A banda PontoNemo lançou o EP Polo de Inacessibilidade do Pacífico, primeiro trabalho do trio formado por Tizo, Gabz e Demarchi. Com seis faixas, o projeto marca os quatro anos de trajetória do grupo ao mergulhar nas atmosferas do emo revival e do dream pop para construir uma narrativa sobre isolamento emocional, distância e incomunicabilidade.
A título de curiosidade, Inspirado no chamado Ponto Nemo, local mais afastado de qualquer massa terrestre no planeta, o EP utiliza essa referência geográfica como metáfora para explorar saúde mental, arrependimentos e desconexão. O nome Nemo, que em latim significa ninguém, conduz toda a identidade conceitual do disco, apresentando uma personagem presa entre memórias do passado e expectativas irreais sobre o futuro.

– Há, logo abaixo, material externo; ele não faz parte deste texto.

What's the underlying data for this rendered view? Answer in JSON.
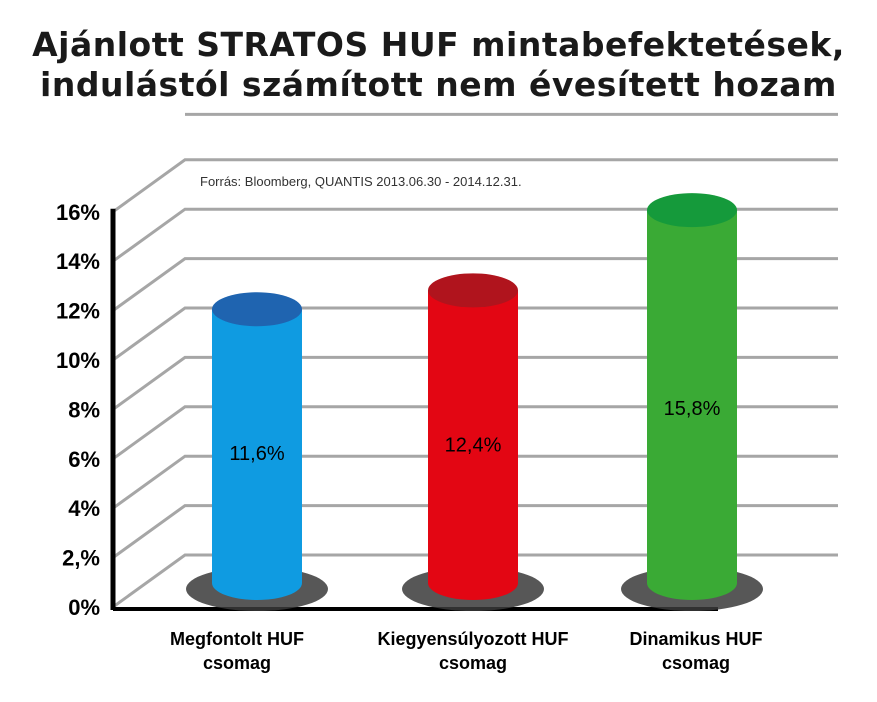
{
  "chart_data": {
    "type": "bar",
    "title_line1": "Ajánlott STRATOS HUF mintabefektetések,",
    "title_line2": "indulástól számított nem évesített hozam",
    "source": "Forrás: Bloomberg, QUANTIS 2013.06.30 - 2014.12.31.",
    "categories": [
      {
        "line1": "Megfontolt HUF",
        "line2": "csomag"
      },
      {
        "line1": "Kiegyensúlyozott HUF",
        "line2": "csomag"
      },
      {
        "line1": "Dinamikus HUF",
        "line2": "csomag"
      }
    ],
    "values": [
      11.6,
      12.4,
      15.8
    ],
    "value_labels": [
      "11,6%",
      "12,4%",
      "15,8%"
    ],
    "colors": [
      {
        "body": "#0f9be1",
        "top": "#1f64b0"
      },
      {
        "body": "#e30613",
        "top": "#b0141d"
      },
      {
        "body": "#3aaa35",
        "top": "#159a3b"
      }
    ],
    "yticks": [
      {
        "value": 0,
        "label": "0%"
      },
      {
        "value": 2,
        "label": "2,%"
      },
      {
        "value": 4,
        "label": "4%"
      },
      {
        "value": 6,
        "label": "6%"
      },
      {
        "value": 8,
        "label": "8%"
      },
      {
        "value": 10,
        "label": "10%"
      },
      {
        "value": 12,
        "label": "12%"
      },
      {
        "value": 14,
        "label": "14%"
      },
      {
        "value": 16,
        "label": "16%"
      }
    ],
    "ylim": [
      0,
      16
    ],
    "grid": true,
    "legend": "none"
  }
}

Musicalmente, Polo de Inacessibilidade do Pacífico aposta em contrastes intensos. Enquanto a base rítmica carrega uma melancolia quase letárgica, as guitarras surgem densas, saturadas e carregadas de reverberação. Dessa forma, a PontoNemo constrói uma atmosfera claustrofóbica que transforma o silêncio e a imensidão do oceano em experiência sonora.

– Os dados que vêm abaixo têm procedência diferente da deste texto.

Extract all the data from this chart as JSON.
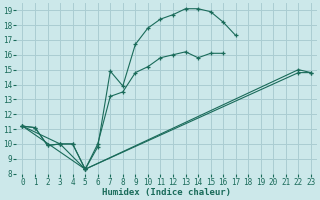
{
  "xlabel": "Humidex (Indice chaleur)",
  "bg_color": "#cce8ea",
  "grid_color": "#aacdd2",
  "line_color": "#1a6b5a",
  "xlim": [
    -0.5,
    23.5
  ],
  "ylim": [
    8,
    19.5
  ],
  "xticks": [
    0,
    1,
    2,
    3,
    4,
    5,
    6,
    7,
    8,
    9,
    10,
    11,
    12,
    13,
    14,
    15,
    16,
    17,
    18,
    19,
    20,
    21,
    22,
    23
  ],
  "yticks": [
    8,
    9,
    10,
    11,
    12,
    13,
    14,
    15,
    16,
    17,
    18,
    19
  ],
  "lines": [
    {
      "x": [
        0,
        1,
        2,
        3,
        4,
        5,
        6,
        7,
        8,
        9,
        10,
        11,
        12,
        13,
        14,
        15,
        16,
        17
      ],
      "y": [
        11.2,
        11.1,
        9.9,
        10.0,
        10.0,
        8.3,
        9.8,
        14.9,
        13.9,
        16.7,
        17.8,
        18.4,
        18.7,
        19.1,
        19.1,
        18.9,
        18.2,
        17.3
      ]
    },
    {
      "x": [
        0,
        1,
        2,
        3,
        4,
        5,
        6,
        7,
        8,
        9,
        10,
        11,
        12,
        13,
        14,
        15,
        16
      ],
      "y": [
        11.2,
        11.1,
        9.9,
        10.0,
        10.0,
        8.3,
        10.0,
        13.2,
        13.5,
        14.8,
        15.2,
        15.8,
        16.0,
        16.2,
        15.8,
        16.1,
        16.1
      ]
    },
    {
      "x": [
        0,
        3,
        5,
        22,
        23
      ],
      "y": [
        11.2,
        10.0,
        8.3,
        15.0,
        14.8
      ]
    },
    {
      "x": [
        0,
        5,
        22,
        23
      ],
      "y": [
        11.2,
        8.3,
        14.8,
        14.8
      ]
    }
  ]
}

A influência de nomes como Slowdive, M83 e Sonic Youth aparece na construção das camadas instrumentais e no uso do clássico wall of sound. Ainda assim, o trio imprime uma agressividade contemporânea ao trabalho, fazendo da distorção não apenas um recurso estético, mas também uma representação física da angústia e da pressão emocional.
A faixa de destaque, Eco, sintetiza a proposta do EP ao equilibrar peso, introspecção e emoção. A canção evidencia a força do emo produzido na Serra Gaúcha e reforça a capacidade da banda de dialogar tanto com fãs do gênero quanto com novos ouvintes em busca de autenticidade e densidade sonora.

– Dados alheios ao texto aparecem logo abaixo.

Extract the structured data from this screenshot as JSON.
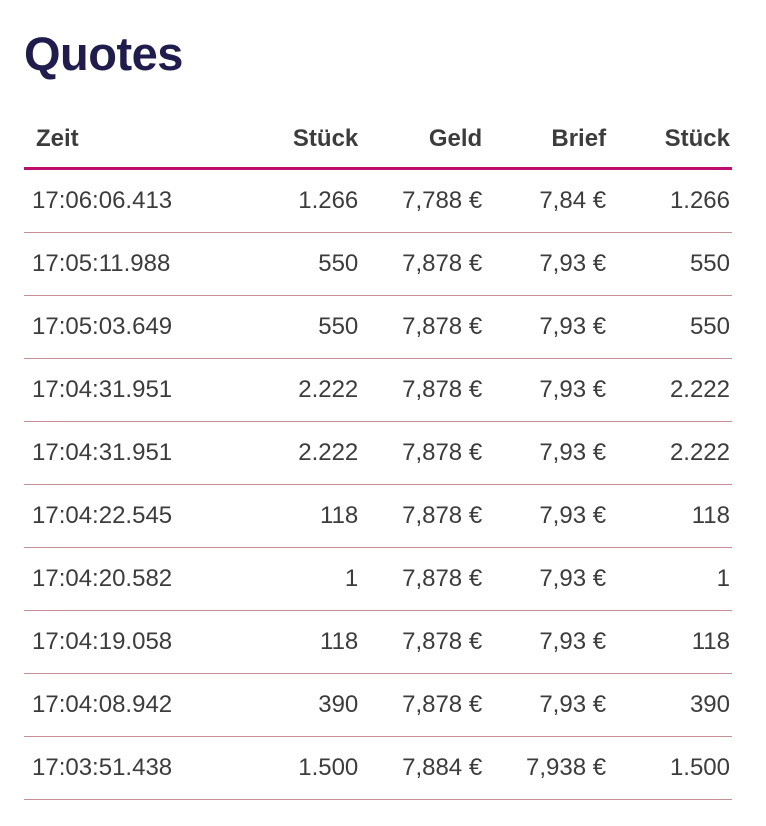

Todo o projeto foi produzido de forma independente pelo próprio trio em parceria com Yuri Maia, responsável por conduzir as etapas de gravação e produção no Rio Grande do Sul. O resultado é um registro emocionalmente cru, mas tecnicamente detalhado, que consolida a PontoNemo como um dos nomes promissores da cena alternativa nacional.
E digamos aqui: O debute da PontoNemo é uma travessia. É um deserto emocional. A coexistência do silêncio, distância e ruído se destaca de modo brutal.
Não há firulas. No final das seis faixas você quer mais da banda. E isso teremos que esperar.